"Stories of sexual assault have a disconcerting tendency to flatten out the victim’s personality until they are defined solely by the worst thing that ever happened to them," says Judy Berman. "Some cop shows cycle through a different wounded party, living or dead, in each episode. But even the most sensitive depictions of rape and its aftermath—like the otherwise-excellent Netflix docudrama Unbelievable—end up reducing these characters to points on a grid. On one axis: where do they fall on the spectrum from helpless to empowered? On the other: how credible do they appear? The quadrant they land in determines the story’s outcome. Who these victims, most of them women, were before the attack and who they’ll become in its wake are footnotes If it is indeed easy to forget that rape survivors can contain multitudes, then HBO’s I May Destroy You, premiering on June 7, will make you remember." Berman adds: "This degree of complexity would’ve been enough to distinguish the show from hundreds of earlier representations of sexual misconduct. Remarkably, though, it grows even more ambitious as it continues, without alienating viewers by deploying academic buzzwords or condescending lectures, the way some equally sophisticated explorations of sexuality and trauma (see: Transparent) have."
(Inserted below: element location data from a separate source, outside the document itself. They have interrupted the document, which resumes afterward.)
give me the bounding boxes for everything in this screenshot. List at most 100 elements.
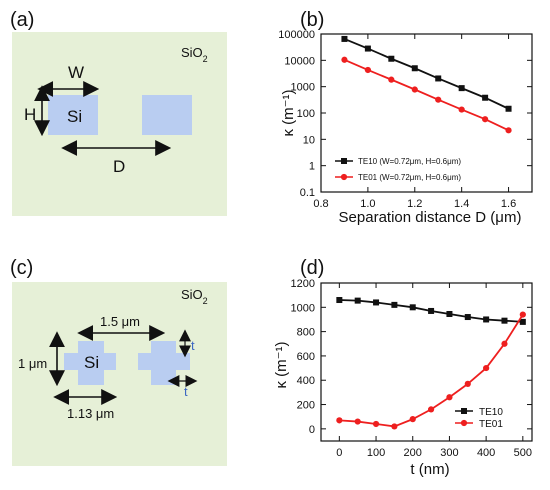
panel-c-t-vertical-label: t (191, 338, 195, 353)
panel-d: (d) 0 200 400 600 800 1000 1200 0 100 200 300 400 50… (273, 257, 533, 478)
chart-b-series-1-point (411, 86, 418, 93)
chart-b-series-1-point (364, 66, 371, 74)
chart-d-series-0-point (336, 297, 343, 304)
chart-b-series-1-point (435, 96, 442, 103)
chart-d: 0 200 400 600 800 1000 1200 0 100 200 300 400 500 t (… (273, 278, 533, 478)
chart-d-x-tick-label: 100 (367, 447, 385, 459)
chart-d-legend-label-0: TE10 (479, 407, 503, 418)
chart-b-y-tick-label: 0.1 (300, 187, 315, 199)
chart-b-series-0-point (435, 75, 442, 82)
chart-d-y-tick-label: 1000 (291, 302, 315, 314)
chart-b-y-tick-label: 1000 (291, 82, 315, 94)
chart-b-x-tick-label: 1.4 (454, 198, 469, 210)
panel-a-d-label: D (113, 157, 125, 176)
chart-d-series-1-point (483, 364, 490, 372)
chart-b-series-1-point (388, 76, 395, 83)
panel-b-letter: (b) (300, 9, 324, 31)
chart-d-series-1-point (446, 394, 453, 401)
chart-d-series-0-point (483, 316, 490, 323)
chart-d-y-tick-label: 0 (309, 424, 315, 436)
chart-d-series-0-point (428, 307, 435, 314)
chart-b-legend-label-1: TE01 (W=0.72μm, H=0.6μm) (358, 173, 461, 182)
chart-b-legend-marker-1 (340, 173, 348, 181)
chart-d-series-1-point (354, 418, 361, 425)
chart-b-series-0-point (505, 105, 512, 112)
chart-d-y-tick-label: 400 (297, 375, 315, 387)
chart-d-x-tick-label: 400 (477, 447, 495, 459)
chart-d-legend-marker-1 (460, 419, 468, 427)
chart-d-y-tick-label: 800 (297, 327, 315, 339)
panel-a-core-label: Si (67, 107, 82, 126)
chart-b-y-tick-label: 1 (309, 161, 315, 173)
chart-d-x-tick-label: 0 (336, 447, 342, 459)
panel-a: (a) SiO2 W H Si D (10, 9, 227, 216)
chart-b-series-0-point (388, 55, 395, 62)
panel-c-letter: (c) (10, 257, 33, 279)
panel-c-core-right (138, 341, 190, 385)
chart-d-x-tick-label: 200 (404, 447, 422, 459)
chart-d-legend-label-1: TE01 (479, 419, 503, 430)
chart-b-series-1-point (341, 56, 348, 63)
chart-b-x-tick-label: 0.8 (313, 198, 328, 210)
panel-d-letter: (d) (300, 257, 324, 279)
chart-d-series-0-point (409, 304, 416, 311)
chart-b-x-tick-label: 1.2 (407, 198, 422, 210)
panel-c-t-horizontal-label: t (184, 384, 188, 399)
panel-c-pitch-label: 1.5 μm (100, 314, 140, 329)
chart-d-series-0-point (519, 318, 526, 325)
chart-b-series-1-point (482, 116, 489, 123)
panel-a-core-right (142, 95, 192, 135)
chart-b-series-0-point (458, 85, 465, 92)
chart-b-legend-marker-0 (341, 158, 347, 164)
panel-c-width-label: 1.13 μm (67, 406, 114, 421)
chart-b-y-axis-title: κ (m⁻¹) (280, 89, 297, 136)
chart-b-frame (320, 33, 533, 193)
panel-a-w-label: W (68, 63, 84, 82)
panel-a-letter: (a) (10, 9, 34, 31)
panel-a-h-label: H (24, 105, 36, 124)
chart-b-series-0-point (364, 45, 371, 52)
panel-a-material-label: SiO2 (181, 45, 208, 64)
panel-c: (c) SiO2 1.5 μm 1 μm Si 1.13 μm t t (10, 257, 227, 466)
chart-b-y-tick-label: 10 (303, 134, 315, 146)
chart-b-x-tick-label: 1.0 (360, 198, 375, 210)
chart-d-y-axis-title: κ (m⁻¹) (273, 341, 290, 388)
panel-b: (b) 0.1 1 10 100 1000 10000 100000 0.8 1.0 1.2 1.4… (278, 9, 533, 226)
chart-b-series-0-point (341, 35, 348, 42)
chart-d-series-0-point (391, 301, 398, 308)
chart-d-frame (320, 282, 533, 442)
chart-d-series-1-point (464, 380, 471, 387)
chart-d-legend-marker-0 (461, 408, 467, 414)
chart-d-series-1-point (519, 311, 526, 318)
chart-b-series-0-point (411, 65, 418, 72)
chart-d-series-1-point (501, 340, 508, 347)
chart-b-x-tick-label: 1.6 (501, 198, 516, 210)
chart-d-y-tick-label: 200 (297, 400, 315, 412)
chart-d-x-tick-label: 300 (440, 447, 458, 459)
panel-a-core-left (48, 95, 98, 135)
chart-d-series-1-point (409, 416, 416, 423)
chart-b: 0.1 1 10 100 1000 10000 100000 0.8 1.0 1.2 1.4 1.6S… (278, 29, 533, 226)
panel-c-cladding (12, 282, 227, 466)
chart-b-series-0-point (482, 94, 489, 101)
chart-d-series-0-point (354, 297, 361, 304)
chart-b-series-1-point (458, 106, 465, 113)
chart-d-series-0-point (373, 299, 380, 306)
panel-c-core-left (64, 341, 116, 385)
chart-b-series-1-line (344, 58, 509, 132)
chart-b-series-0-line (344, 38, 509, 110)
panel-c-material-label: SiO2 (181, 287, 208, 306)
chart-d-series-1-point (336, 417, 343, 424)
chart-b-y-tick-label: 100000 (278, 29, 315, 41)
chart-d-x-tick-label: 500 (514, 447, 532, 459)
panel-c-height-label: 1 μm (18, 356, 47, 371)
chart-d-series-1-point (427, 406, 435, 413)
chart-b-series-1-point (505, 127, 512, 134)
chart-d-x-axis-title: t (nm) (410, 461, 449, 478)
chart-d-y-tick-label: 1200 (291, 278, 315, 290)
chart-b-legend-label-0: TE10 (W=0.72μm, H=0.6μm) (358, 157, 461, 166)
chart-d-series-1-point (372, 420, 380, 428)
chart-b-x-axis-title: Separation distance D (μm) (339, 209, 522, 226)
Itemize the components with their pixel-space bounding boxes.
I May Destroy You is especially resonant for a survivor of sexual assault: "The new HBO series, debuting Sunday, has been described as a series about consent, but that feels too narrow a rendering for what I May Destroy You is doing — narratively, tonally, and visually," says Angelica Jade Bastién, who can personally identify with Michaela Coel's series. "As Arabella tries to write her second book under the tutelage of pressing literary agents and investigates what happened to her the night her drink was spiked, the show goes down a multitude of avenues in order to explore not just the nature of consent but the dynamics of modern dating and desire itself. The show operates on multiple levels: as a love letter to the power of friendship, as an exploration of the slipperiness of memory and how it informs identity, and as a consideration of the writing life. Coel, who writes, stars in, and occasionally directs the series, once again proves her stunning talent as an artist in the wake of her sprightly British comedy Chewing Gum, about a young woman hell-bent on losing her virginity. I May Destroy You isn’t trying to teach audiences a lesson, but put them on a journey that challenges our assumptions. Each of the 12 30-minute episodes proves adept at wrenching hearts and evoking laughter in equal measure."
I May Destroy You has a feeling of bracing, uncomfortable immediacy: "Coel's second series as creator-star is marked by its filter-free treatment of sexuality, mockery of social media performativity and cross-sectional examination of a generation trying to find a voice," says Daniel Fienberg. "It's angry and confused in intentional ways, messy and erratically focused in logical ways, and a guaranteed conversation-starter certain to generate equal measures of devotion and abrupt dismissal. Over the 12 half-hour episodes, there were many times I wasn't enjoying the show and several points at which I lost track of narrative threads. But my interest never wavered in the audacious and precarious thing that Coel is attempting."
Coel captures the difficulty of the healing journey for those who have been sexually exploited: "I May Destroy You showcases the vital role consent plays in one’s agency, and how the lack of it in any act—whether it involves the agreed-upon parameters of a threesome or continued engagement after a previously approved tryst—drastically changes matters," says Shannon Miller. "The way the series treats every example as a serious transgression sets it apart from others that attempt to address abuse without the necessary range."